Die Beklagte bestreitet nicht, daß sie im Sinne dieser Bestimmungen grundsätzlich zur Auszeichnung von Bruttopreisen (unter gesonderter Anführung der Umsatzsteuer) verpflichtet ist; sie meint aber, daß dies für die hier beanstandeten Werbeankündigungen nicht gelte, weil diese Druckschriften ausschließlich an die Inhaber von Einkaufsscheinen, also nur an "registrierte Kunden", verschickt worden seien, sodaß keine "öffentliche Ankündigung", sondern nur eine "für einen größeren Kreis von Personen bestimmte Bekanntmachung" vorliege. Die Vorinstanzen haben sich dieser Auffassung nicht angeschlossen. Ihrer Meinung nach ergebe sich aus dem Zusammenhang und dem Zweck der gesetzlichen Regelung (§§ 1, 11c PreisG), daß das Versenden von Preislisten, mit Preisangaben versehenen Prospekten udgl. an einen größeren, wenigstens teilweise auch Letztverbraucher umfassenden Personenkreis dem Begriff der "öffentlichen Ankündigung" von Preisen iS des § 11c PreisG unterstellt werden müsse. Daß Beamte des Bundesministeriums für Handel, Gewerbe und Industrie möglicherweise eine andere Ansicht vertreten hätten, sei ohne Bedeutung, weil die Vorfrage der Gesetzmäßigkeit des beanstandeten Verhaltens der Beklagten von den Gerichten selbständig und ohne Bindung an ein "Gutachten" der Verwaltungsbehörde zu beurteilen sei.
Richtig ist, daß nach der Rechtsprechung des OGH der Zivilrichter als Vorfrage selbständig beurteilen muß, ob der Beklagte den als unlautere Wettbewerbshandlung beanstandeten Verstoß gegen eine Verwaltungsvorschrift begangen hat (EvBl. 1974/222 = ÖBl. 1974, 106; ÖBl. 1976, 67; ÖBl. 1977, 164 ua.); auch trifft es zu, daß es nach § 1 UWG nur auf die objektive Sittenwidrigkeit der Handlung und nicht auch darauf ankommt, ob sich der Handelnde dieser Unlauterkeit seines Verhaltens bewußt war (SZ 11/49; ÖBl. 1961, 110; ÖBl. 1974, 106; ÖBl. 1976, 67 uva.; ebenso Hohenecker - Friedl, Wettbewerbsrecht 17; Baumbach - Hefermehl, Wettbewerbsrecht[13] 219 EinlUWG RN 121).
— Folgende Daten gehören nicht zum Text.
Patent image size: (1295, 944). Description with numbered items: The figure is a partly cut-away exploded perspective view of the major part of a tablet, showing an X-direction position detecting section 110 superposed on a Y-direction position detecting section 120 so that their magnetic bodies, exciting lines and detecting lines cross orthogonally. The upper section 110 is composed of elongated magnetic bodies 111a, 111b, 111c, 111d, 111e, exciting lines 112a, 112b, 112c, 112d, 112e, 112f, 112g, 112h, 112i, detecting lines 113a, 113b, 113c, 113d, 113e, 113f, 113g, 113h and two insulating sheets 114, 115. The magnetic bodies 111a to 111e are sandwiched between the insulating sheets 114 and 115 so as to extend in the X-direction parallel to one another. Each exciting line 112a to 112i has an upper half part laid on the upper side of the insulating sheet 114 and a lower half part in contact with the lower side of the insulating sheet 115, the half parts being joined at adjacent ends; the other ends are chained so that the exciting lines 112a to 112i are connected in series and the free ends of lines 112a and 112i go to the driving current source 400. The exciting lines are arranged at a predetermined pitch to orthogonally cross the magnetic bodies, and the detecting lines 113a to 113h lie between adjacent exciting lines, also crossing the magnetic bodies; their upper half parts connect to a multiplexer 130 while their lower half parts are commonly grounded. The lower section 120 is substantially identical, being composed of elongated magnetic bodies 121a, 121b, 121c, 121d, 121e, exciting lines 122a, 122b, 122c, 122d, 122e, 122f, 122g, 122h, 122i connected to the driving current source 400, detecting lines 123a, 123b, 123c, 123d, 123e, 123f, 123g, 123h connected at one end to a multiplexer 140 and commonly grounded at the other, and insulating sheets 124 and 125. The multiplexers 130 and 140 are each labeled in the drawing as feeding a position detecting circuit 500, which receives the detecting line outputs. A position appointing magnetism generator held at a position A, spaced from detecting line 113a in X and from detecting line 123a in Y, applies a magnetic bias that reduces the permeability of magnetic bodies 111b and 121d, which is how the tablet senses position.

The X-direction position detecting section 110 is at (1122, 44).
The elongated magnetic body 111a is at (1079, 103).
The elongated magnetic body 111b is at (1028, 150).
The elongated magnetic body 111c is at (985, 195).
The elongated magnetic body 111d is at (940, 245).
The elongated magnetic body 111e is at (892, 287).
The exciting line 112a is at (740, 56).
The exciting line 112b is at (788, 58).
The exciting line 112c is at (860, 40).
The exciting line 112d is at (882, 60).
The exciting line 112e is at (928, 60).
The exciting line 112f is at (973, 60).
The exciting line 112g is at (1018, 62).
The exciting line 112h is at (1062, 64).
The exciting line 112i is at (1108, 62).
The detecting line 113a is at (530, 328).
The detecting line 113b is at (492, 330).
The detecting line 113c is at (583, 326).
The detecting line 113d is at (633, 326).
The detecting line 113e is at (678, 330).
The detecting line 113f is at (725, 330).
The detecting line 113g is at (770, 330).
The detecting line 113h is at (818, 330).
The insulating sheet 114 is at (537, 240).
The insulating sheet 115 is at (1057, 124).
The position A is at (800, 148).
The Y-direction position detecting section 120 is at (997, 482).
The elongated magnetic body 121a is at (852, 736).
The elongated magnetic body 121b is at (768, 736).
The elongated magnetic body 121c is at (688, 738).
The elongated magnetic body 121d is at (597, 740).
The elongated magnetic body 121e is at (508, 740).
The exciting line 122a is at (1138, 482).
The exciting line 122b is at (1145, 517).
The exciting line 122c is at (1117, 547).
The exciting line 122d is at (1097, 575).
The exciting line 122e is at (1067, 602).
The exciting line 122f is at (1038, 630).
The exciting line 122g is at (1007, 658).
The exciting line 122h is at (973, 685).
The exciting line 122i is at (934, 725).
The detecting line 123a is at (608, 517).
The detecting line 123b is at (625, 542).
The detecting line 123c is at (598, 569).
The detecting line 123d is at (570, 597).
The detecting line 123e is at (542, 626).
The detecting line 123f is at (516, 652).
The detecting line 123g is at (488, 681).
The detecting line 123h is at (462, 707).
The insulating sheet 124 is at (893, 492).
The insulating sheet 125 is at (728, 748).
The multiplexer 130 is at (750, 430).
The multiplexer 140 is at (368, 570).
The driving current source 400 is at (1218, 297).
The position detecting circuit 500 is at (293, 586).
An dieser Auffassung ist auch weiterhin festzuhalten; der aus ihr gelegentlich abgeleitete Grundsatz, daß selbst guter Glaube des Beklagten dessen Verantwortlichkeit nach § 1 UWG nicht ausschließe (so etwa EvBl. 1974/222 = ÖBl. 1974, 106 unter Hinweis auf ÖBl. 1961, 110; ebenso Hohenecker - Friedl aaO; Baumbach
- Hefermehl aaO), kann jedoch in dieser allgemeinen Form nicht aufrechterhalten werden. Ob ein Verstoß gegen § 1 UWG zur Voraussetzung hat, daß der Handelnde alle Tatumstände gekannt hat, die bei objektiver Würdigung die Sittenwidrigkeit seiner Wettbewerbshandlung begrunden, guter Glaube hinsichtlich des Sachverhalts also die Sittenwidrigkeit regelmäßig ausschließt, wird in Lehre und Rechtsprechung nicht einheitlich beantwortet (dafür etwa: ÖBl. 1961, 46; Schönherr in ÖBl. 1977, 33; ebenso die Rechtsprechung des dBGH, mitgeteilt bei Baumbach - Hefermehl aaO 220 RN 122; dagegen: ÖBl. 1961, 110; ÖBl. 1977, 301; Hohenecker - Friedl aaO 17; Baumbach - Hefermehl aaO 221 f. RN 124). Diese Frage kann aber deshalb auf sich beruhen, weil es diesmal nicht um einen Tat-, sondern um einen Rechtsirrtum der Beklagten geht. Das jedem Vorwurf eines sittenwidrigen Verhaltens begrifflich innewohnende moralische Unwerturteil - iS der Behauptung einer den anständigen Gebräuchen in Handel und Gewerbe zuwiderlaufenden, also gegen das Anstandsgefühl des durchschnittlichen Mitbewerbers oder die sittliche Auffassung der angesprochenen Verkehrskreise verstoßenden Wettbewerbshandlung (ÖBl. 1976, 67 uva.; Hohenecker - Friedl aaO 15; vgl. auch Baumbach
- Hefermehl aaO 186 ff. RN 64 ff.) - verlangt aber jedenfalls dort eine besondere subjektive Komponente auf der Seite des Beklagten, wo der ihm angelastete Wettbewerbsverstoß aus der Verletzung einer gesetzlichen Vorschrift abgeleitet wird. Was dem Betroffenen hier als "unlauteres Verhalten" angelastet wird, ist der Umstand, daß er sich über eine gesetzliche Norm hinweggesetzt hat, um auf diese Weise einen Wettbewerbsvorsprung vor seinen gesetzestreuen Mitbewerbern zu erlangen. Nur eine dem Beklagten auch subjektiv vorwerfbare Mißachtung einer solchen Vorschrift rechtfertigt es aber, über die bloße Verantwortlichkeit nach der übertretenen Verwaltungsvorschrift hinaus auch eine unlautere, gegen die guten Sitten verstoßende Wettbewerbshandlung iS des § 1 UWG anzunehmen (in diesem Sinne bereits Schönherr in ÖBl. 1977, 33, ÖBl. 1977, 159 und ÖBl. 1981, 19).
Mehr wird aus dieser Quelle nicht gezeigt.